# Hello - first post and question



## Thorongil (Mar 18, 2005)

Hello folks. Have any of you put a cargo box like a Yakima Rocketbox on the roof rack of your X trail?


----------



## Thorongil (Mar 18, 2005)

YA, because I was thinking of doing it. Putting a rocket box on there. Any one at all put any thing on the factory roof rack?


----------



## manuelga (Dec 14, 2003)

Me: A Yakima luggage rack.


----------



## Thorongil (Mar 18, 2005)

So I went ahead and stuck a THULE adventurer box on it....looks good. Holds a ton of gear....Pics in the Post pics of your X trail thread eh.


----------



## ViperZ (Feb 9, 2005)

Thorongil said:


> So I went ahead and stuck a THULE adventurer box on it....looks good. Holds a ton of gear....Pics in the Post pics of your X trail thread eh.


Thorongil, Great show, way to show us pictures and by posting your experiences with your set-up. :thumbup: 

I have a Yakima Rocket Box and rack that we use on our Honda Accord. I hope to use the Rocket box on the XTy as well. I have to get the racks for it yet. I'm undecided as to if I shoul dget the Factory racks or the Renault towers that are suppose to fit the XTy while using my Yakima bcross bars.


----------



## Thorongil (Mar 18, 2005)

Apparently Yakima and THULE have nothing (racks) to fit the Xtrail yet. I was told while shopping for the cargo box. Reason being the Xtrail is a Canada only vehicle. All testing...etc...is done in the US. So it is low priority for R & D.


----------



## ViperZ (Feb 9, 2005)

Yes, I had talked to Yakima US, and they had stated the same. However I'm told that a particular Renault Tower set will fit the XTy  

Still I'm probably going to get the factroy racks, I just don;t need them yet and have some time to decide.

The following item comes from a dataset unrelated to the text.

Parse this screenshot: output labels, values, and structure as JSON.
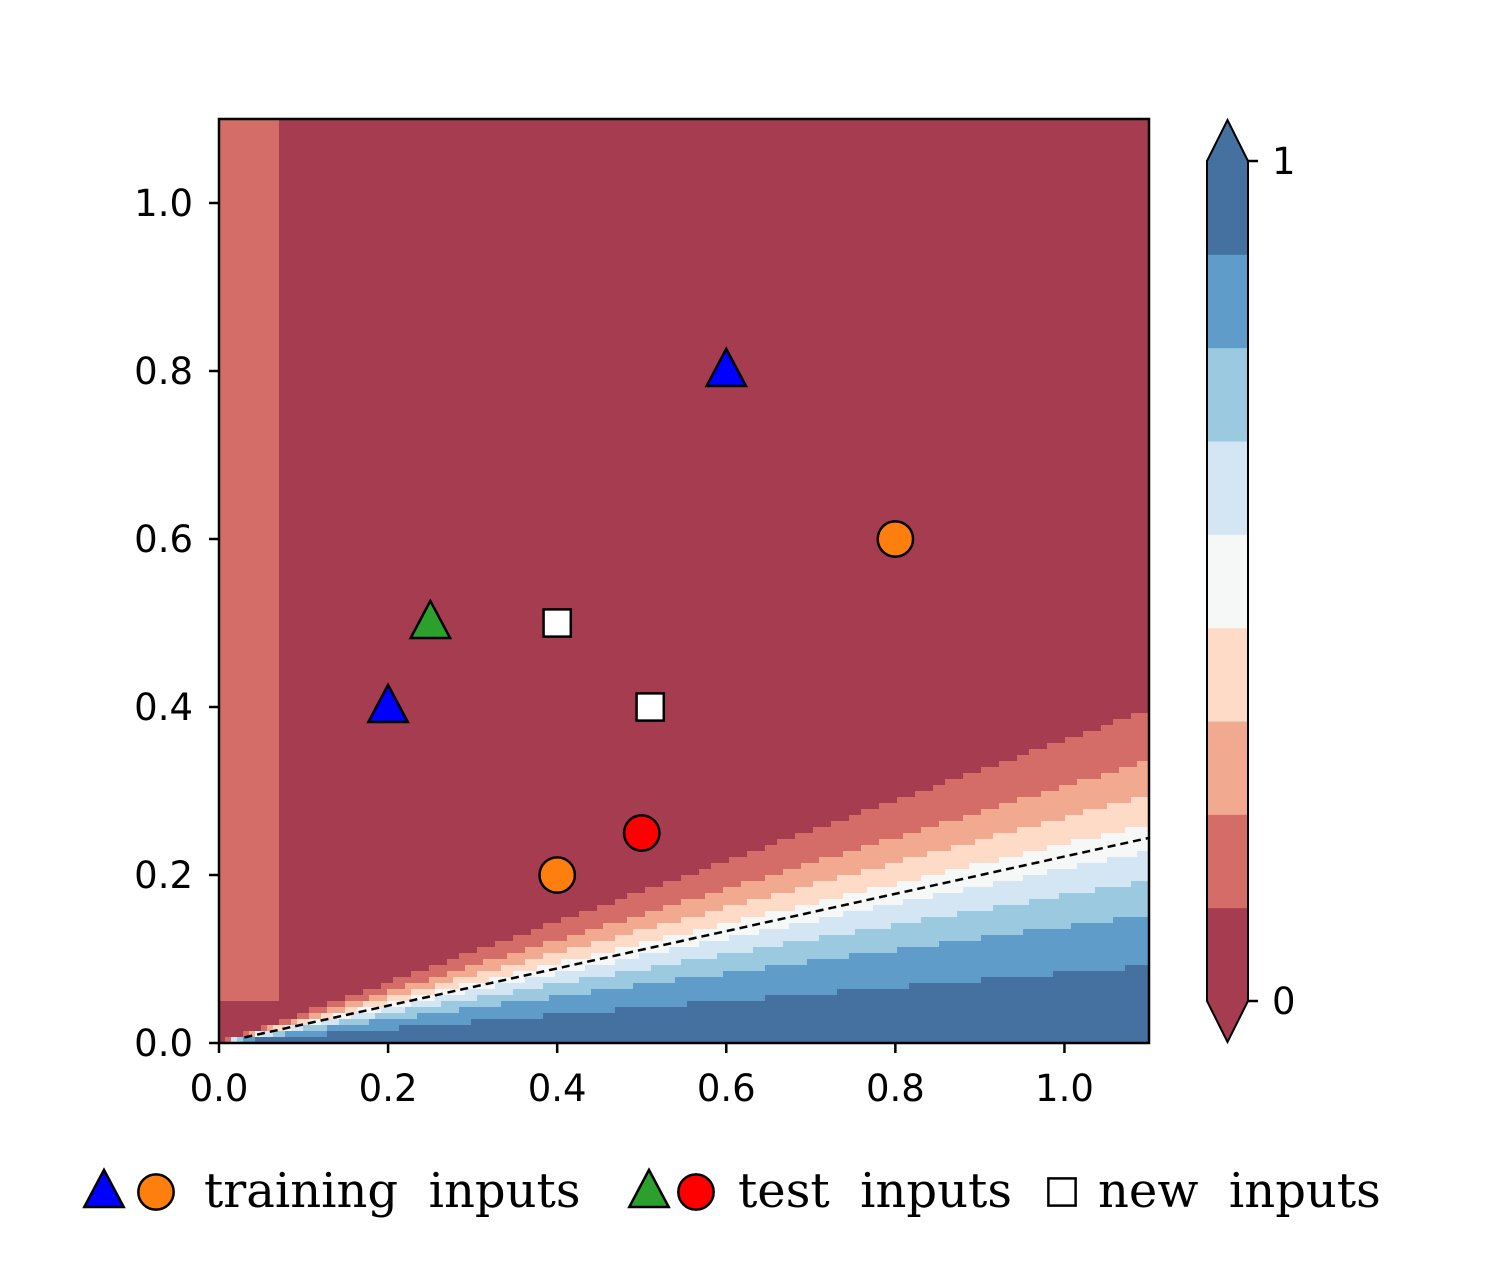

If you go to the Thule UK site, they list the X-Trail I believe


----------



## manuelga (Dec 14, 2003)

I got a Renault's Scenic & the Yakima Clips that work for she, also matches the X-Ty, Clips are: *Q41*, worth a look at a Yakima warehouse there to see the correct fitment.

I guess the Q41 are some kind of Universal clips for European cars with hidden clips place like some Renaults & Opels.

Take a look at here: http://www.rackattack.com/exdyakima-8005.asp?id=355


----------



## ViperZ (Feb 9, 2005)

manuelga said:


> I got a Renault's Scenic & the Yakima Clips that work for she, also matches the X-Ty, Clips are: *Q41*, worth a look at a Yakima warehouse there to see the correct fitment.
> 
> I guess the Q41 are some kind of Universal clips for European cars with hidden clips place like some Renaults & Opels.
> 
> Take a look at here: http://www.rackattack.com/exdyakima-8005.asp?id=355


Hey Manuelga, woould you be able to take some pictures or your rack and maybe a closeup of the clamp to the Nissan rails?


----------



## Oreo (Nov 5, 2004)

I have a Thule system, almost every attachment, and I got a TK6 fit kit (one for the Honda CRV) and had my dealer drill another hole in the attachment so that it will bolt onto the factory roof mount of the Xtrail.

I would assume Yakima has a similar kit, usually the two companies are hand in hand with attachments and parts.

Greg


ViperZ said:


> Yes, I had talked to Yakima US, and they had stated the same. However I'm told that a particular Renault Tower set will fit the XTy
> 
> Still I'm probably going to get the factroy racks, I just don;t need them yet and have some time to decide.
> 
> If you go to the Thule UK site, they list the X-Trail I believe


----------



## manuelga (Dec 14, 2003)

ViperZ said:


> Hey Manuelga, woould you be able to take some pictures or your rack and maybe a closeup of the clamp to the Nissan rails?


Actually Rack is above the Sentra, I could fit at the Xty tomorrow, a couple pics of the Clips:


----------



## ViperZ (Feb 9, 2005)

Excellent Manuelga! 

So how do those ruber coated brackets work? I suppose I'll have to see them on the XTy. I appreciate the trouble your going through to show me, thanks a lot :thumbup:


----------



## manuelga (Dec 14, 2003)

It's a Steel Clip & comes with a adhesive protectant (close than rubber) to avoid damage the car finish, anyway, I'll install the rack at my X-Ty tomorrow.


----------